Since its most recent takeover, the Taliban has pledged to respect the rights of women within the framework of Shariah law and would allow them to work and study. But Shahrani, Barr and Ahmadzai are all unsure if this will hold true.
"If the Taliban's practices are similar at all to what they were pre-2001, we're likely to go back to a society where women are really seen as the property of the men in their families and the men can do what they like with them," Barr said.
How to help single moms in Afghanistan
For people eager to donate to women's shelters in Afghanistan, Barr said to wait to see if these shelters will still exist. In the short term, she suggested donating to any organizations in your community that help resettle refugees families because they may be helping Afghan women.
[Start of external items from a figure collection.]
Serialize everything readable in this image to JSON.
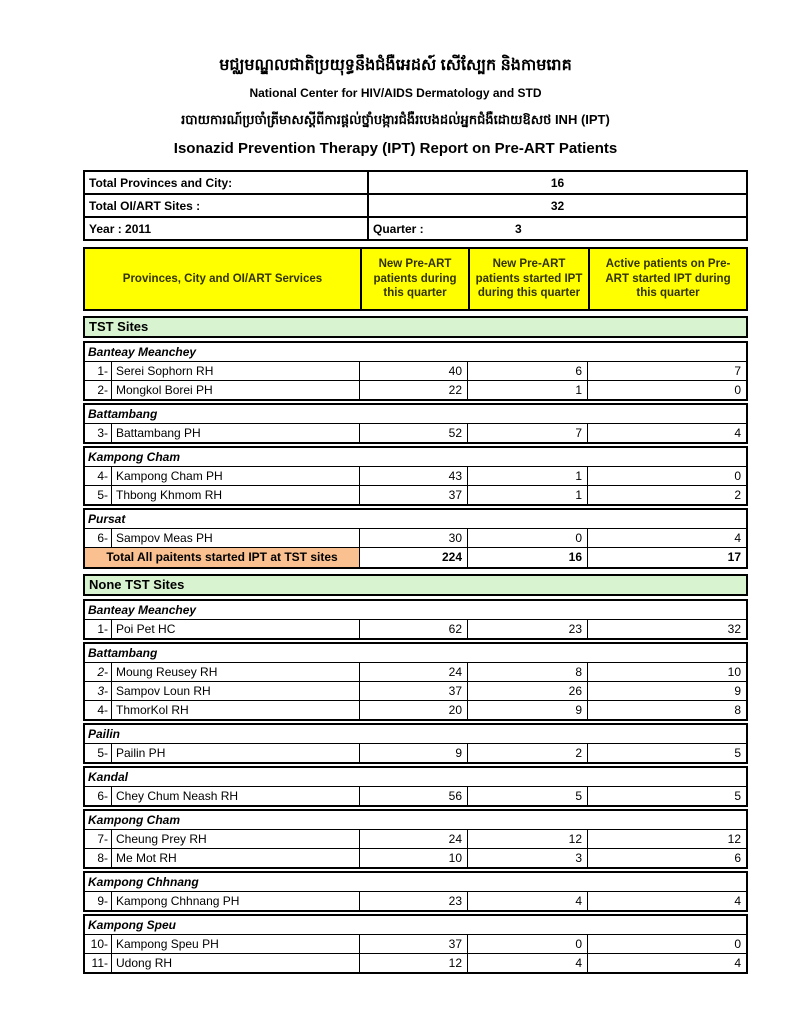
{
  "header": {
    "org_title_khmer": "មជ្ឈមណ្ឌលជាតិប្រយុទ្ធនឹងជំងឺអេដស៍ សើស្បែក និងកាមរោគ",
    "org_title_english": "National Center for HIV/AIDS Dermatology and STD",
    "report_subtitle_khmer": "របាយការណ៍ប្រចាំត្រីមាសស្តីពីការផ្តល់ថ្នាំបង្ការជំងឺរបេងដល់អ្នកជំងឺដោយឱសថ INH (IPT)",
    "report_title": "Isonazid Prevention Therapy (IPT) Report on Pre-ART Patients"
  },
  "info": {
    "rows": [
      {
        "label": "Total Provinces and City:",
        "value": "16"
      },
      {
        "label": "Total OI/ART Sites :",
        "value": "32"
      }
    ],
    "year_label": "Year : 2011",
    "quarter_label": "Quarter :",
    "quarter_value": "3"
  },
  "table_header": {
    "col_services": "Provinces, City and OI/ART Services",
    "col_new_preart": "New Pre-ART patients during this quarter",
    "col_started_ipt": "New Pre-ART patients started IPT during this quarter",
    "col_active_ipt": "Active patients on Pre-ART started IPT  during this quarter"
  },
  "sections": [
    {
      "header": "TST Sites",
      "groups": [
        {
          "province": "Banteay Meanchey",
          "rows": [
            {
              "num": "1-",
              "name": "Serei Sophorn RH",
              "values": [
                "40",
                "6",
                "7"
              ]
            },
            {
              "num": "2-",
              "name": "Mongkol Borei PH",
              "values": [
                "22",
                "1",
                "0"
              ]
            }
          ]
        },
        {
          "province": "Battambang",
          "rows": [
            {
              "num": "3-",
              "name": "Battambang PH",
              "values": [
                "52",
                "7",
                "4"
              ]
            }
          ]
        },
        {
          "province": "Kampong Cham",
          "rows": [
            {
              "num": "4-",
              "name": "Kampong Cham PH",
              "values": [
                "43",
                "1",
                "0"
              ]
            },
            {
              "num": "5-",
              "name": "Thbong Khmom RH",
              "values": [
                "37",
                "1",
                "2"
              ]
            }
          ]
        },
        {
          "province": "Pursat",
          "rows": [
            {
              "num": "6-",
              "name": "Sampov Meas PH",
              "values": [
                "30",
                "0",
                "4"
              ]
            }
          ]
        }
      ],
      "total": {
        "label": "Total All paitents started IPT at TST sites",
        "values": [
          "224",
          "16",
          "17"
        ]
      }
    },
    {
      "header": "None TST Sites",
      "groups": [
        {
          "province": "Banteay Meanchey",
          "rows": [
            {
              "num": "1-",
              "name": "Poi Pet HC",
              "values": [
                "62",
                "23",
                "32"
              ]
            }
          ]
        },
        {
          "province": "Battambang",
          "rows": [
            {
              "num": "2-",
              "num_italic": true,
              "name": "Moung Reusey RH",
              "values": [
                "24",
                "8",
                "10"
              ]
            },
            {
              "num": "3-",
              "num_italic": true,
              "name": "Sampov Loun RH",
              "values": [
                "37",
                "26",
                "9"
              ]
            },
            {
              "num": "4-",
              "name": "ThmorKol RH",
              "values": [
                "20",
                "9",
                "8"
              ]
            }
          ]
        },
        {
          "province": "Pailin",
          "rows": [
            {
              "num": "5-",
              "name": "Pailin PH",
              "values": [
                "9",
                "2",
                "5"
              ]
            }
          ]
        },
        {
          "province": "Kandal",
          "rows": [
            {
              "num": "6-",
              "name": "Chey Chum Neash RH",
              "values": [
                "56",
                "5",
                "5"
              ]
            }
          ]
        },
        {
          "province": "Kampong Cham",
          "rows": [
            {
              "num": "7-",
              "name": "Cheung Prey RH",
              "values": [
                "24",
                "12",
                "12"
              ]
            },
            {
              "num": "8-",
              "name": "Me Mot RH",
              "values": [
                "10",
                "3",
                "6"
              ]
            }
          ]
        },
        {
          "province": "Kampong Chhnang",
          "rows": [
            {
              "num": "9-",
              "name": "Kampong Chhnang PH",
              "values": [
                "23",
                "4",
                "4"
              ]
            }
          ]
        },
        {
          "province": "Kampong Speu",
          "rows": [
            {
              "num": "10-",
              "name": "Kampong Speu PH",
              "values": [
                "37",
                "0",
                "0"
              ]
            },
            {
              "num": "11-",
              "name": "Udong RH",
              "values": [
                "12",
                "4",
                "4"
              ]
            }
          ]
        }
      ]
    }
  ],
  "colors": {
    "column_header_bg": "#ffff00",
    "section_header_bg": "#d8f3d0",
    "total_row_bg": "#fac090",
    "border": "#000000"
  }
}
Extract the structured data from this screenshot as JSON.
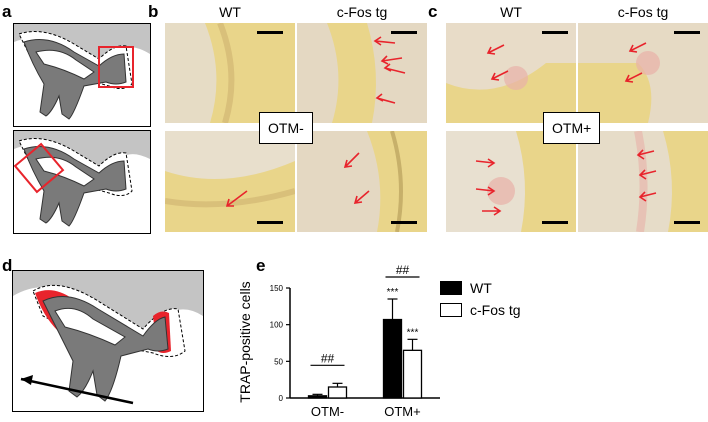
{
  "panels": {
    "a": "a",
    "b": "b",
    "c": "c",
    "d": "d",
    "e": "e"
  },
  "panel_b": {
    "col_labels": [
      "WT",
      "c-Fos tg"
    ],
    "condition_label": "OTM-"
  },
  "panel_c": {
    "col_labels": [
      "WT",
      "c-Fos tg"
    ],
    "condition_label": "OTM+"
  },
  "colors": {
    "arrow": "#e8242c",
    "highlight": "#e8242c",
    "tooth": "#7a7a7a",
    "bone": "#c4c4c4",
    "bar_wt": "#000000",
    "bar_tg": "#ffffff"
  },
  "chart_data": {
    "type": "bar",
    "ylabel": "TRAP-positive cells",
    "categories": [
      "OTM-",
      "OTM+"
    ],
    "ylim": [
      0,
      150
    ],
    "yticks": [
      0,
      50,
      100,
      150
    ],
    "series": [
      {
        "name": "WT",
        "values": [
          3,
          107
        ],
        "errors": [
          2,
          28
        ],
        "color": "#000000"
      },
      {
        "name": "c-Fos tg",
        "values": [
          15,
          65
        ],
        "errors": [
          5,
          15
        ],
        "color": "#ffffff"
      }
    ],
    "annotations": {
      "significance_tg_vs_wt": [
        "##",
        "##"
      ],
      "significance_otm": [
        "***",
        "***"
      ]
    },
    "legend_placement": "top-right"
  }
}
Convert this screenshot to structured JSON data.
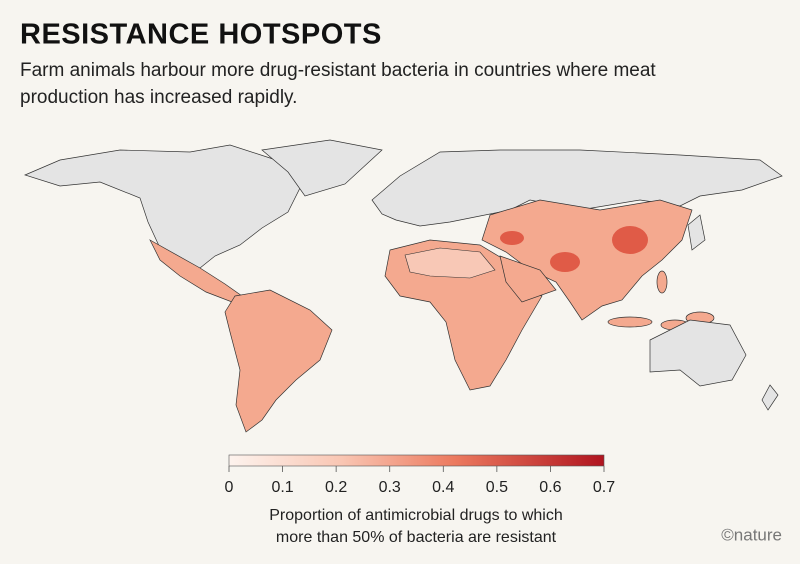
{
  "header": {
    "title": "RESISTANCE HOTSPOTS",
    "subtitle_lines": [
      "Farm animals harbour more drug-resistant bacteria in countries where meat",
      "production has increased rapidly."
    ]
  },
  "legend": {
    "lim": [
      0,
      0.7
    ],
    "ticks": [
      0,
      0.1,
      0.2,
      0.3,
      0.4,
      0.5,
      0.6,
      0.7
    ],
    "label_lines": [
      "Proportion of antimicrobial drugs to which",
      "more than 50% of bacteria are resistant"
    ]
  },
  "credit": "©nature"
}
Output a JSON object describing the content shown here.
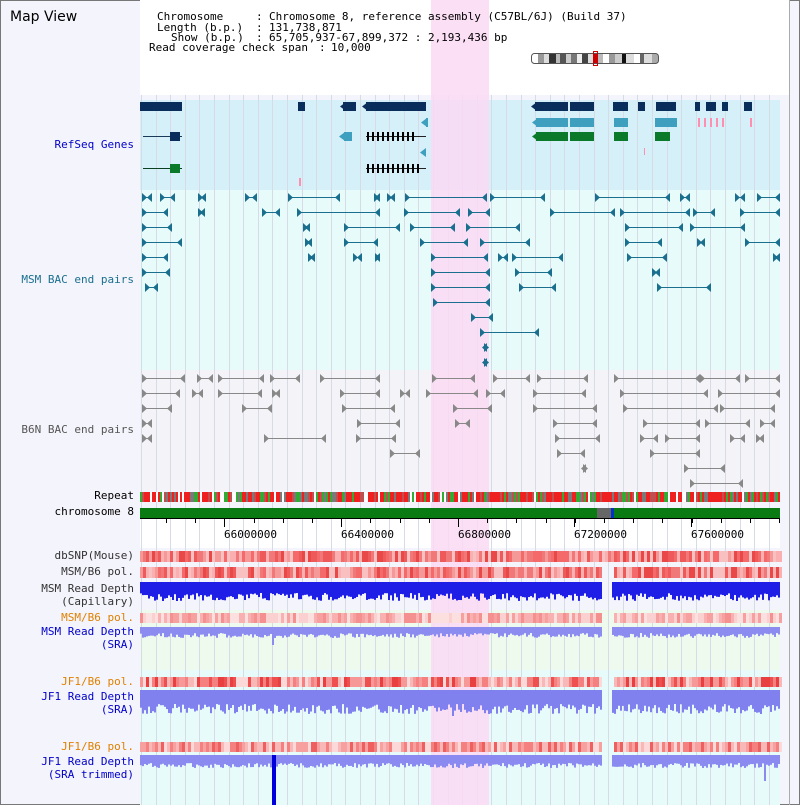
{
  "header": {
    "title": "Map View",
    "chromosome_key": "Chromosome",
    "chromosome_value": "Chromosome 8, reference assembly (C57BL/6J) (Build 37)",
    "length_key": "Length (b.p.)",
    "length_value": "131,738,871",
    "show_key": "Show (b.p.)",
    "show_value": "65,705,937-67,899,372 : 2,193,436 bp",
    "coverage_key": "Read coverage check span",
    "coverage_value": "10,000"
  },
  "tracks": {
    "refseq": "RefSeq Genes",
    "msm_bac": "MSM BAC end pairs",
    "b6n_bac": "B6N BAC end pairs",
    "repeat": "Repeat",
    "chrom": "chromosome 8",
    "dbsnp": "dbSNP(Mouse)",
    "msm_b6_pol": "MSM/B6 pol.",
    "msm_depth_cap_1": "MSM Read Depth",
    "msm_depth_cap_2": "(Capillary)",
    "msm_b6_pol2": "MSM/B6 pol.",
    "msm_depth_sra_1": "MSM Read Depth",
    "msm_depth_sra_2": "(SRA)",
    "jf1_b6_pol": "JF1/B6 pol.",
    "jf1_depth_sra_1": "JF1 Read Depth",
    "jf1_depth_sra_2": "(SRA)",
    "jf1_b6_pol2": "JF1/B6 pol.",
    "jf1_depth_trim_1": "JF1 Read Depth",
    "jf1_depth_trim_2": "(SRA trimmed)"
  },
  "axis": {
    "ticks": [
      "66000000",
      "66400000",
      "66800000",
      "67200000",
      "67600000"
    ]
  },
  "colors": {
    "refseq_bg": "#d6f0fa",
    "msm_bg": "#e8fbfb",
    "b6n_bg": "#f4f4f8",
    "highlight": "#fad9f3",
    "msm_feature": "#1a6f8e",
    "b6n_feature": "#888888",
    "gene_dark": "#0a2e5c",
    "gene_mid": "#3f9fbf",
    "gene_green": "#0a7a2a",
    "chrom_green": "#0a7a12",
    "depth_blue": "#2020e8",
    "depth_light": "#8080ee",
    "pol_label": "#e08000",
    "depth_label": "#0000cc"
  }
}
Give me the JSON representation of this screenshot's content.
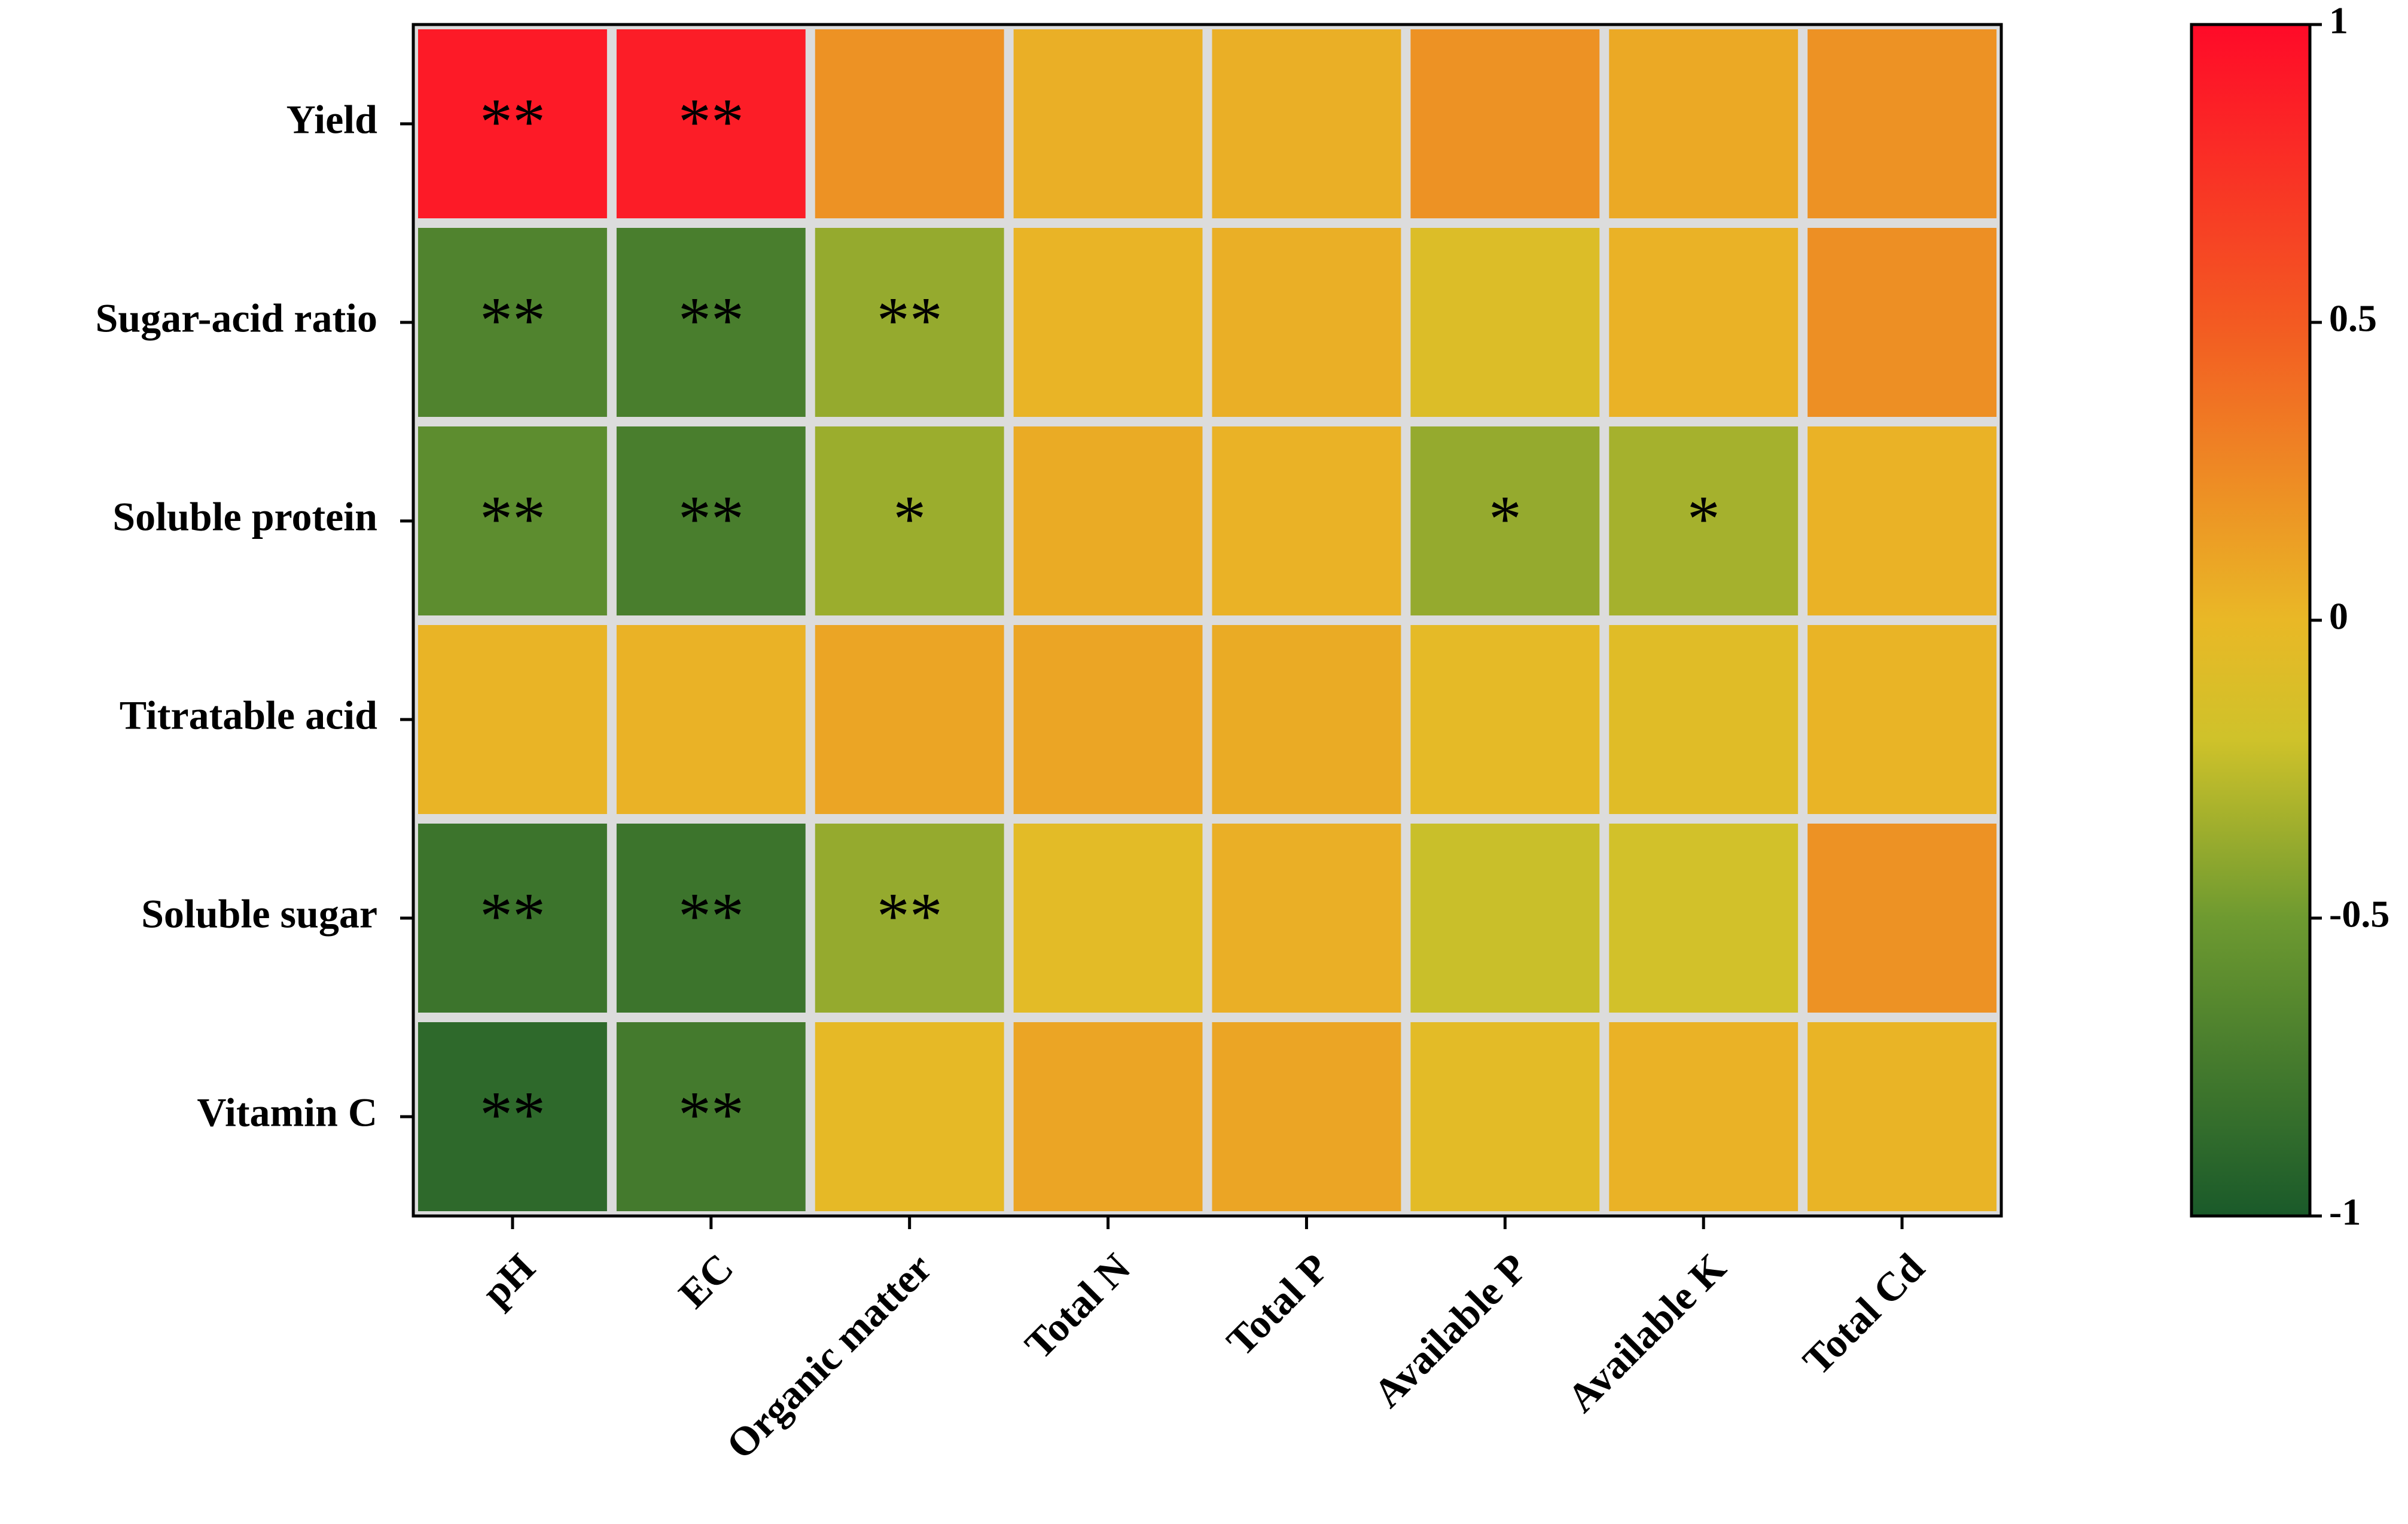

You can also volunteer for such organizations, said Vrinda Narain, a professor at McGill University in Montreal who specializes in Muslim women and law. She says people can also help by pressuring political representatives to make sure that humanitarian aid to Afghanistan continues for as long as necessary and elevating the voices of Afghan women, whether on social media or elsewhere.
Ahmadzai added that there are ways for individuals to sponsor a woman or family, and that assisting nonprofits that teach single Afghan women skills can go a longer way than organizations that provide money.
Last, Shahrani emphasized the importance of educating yourself about the history of U.S. involvement in Afghanistan and the violence that's plagued the country to better understand why its single moms have suffered so much in the first place.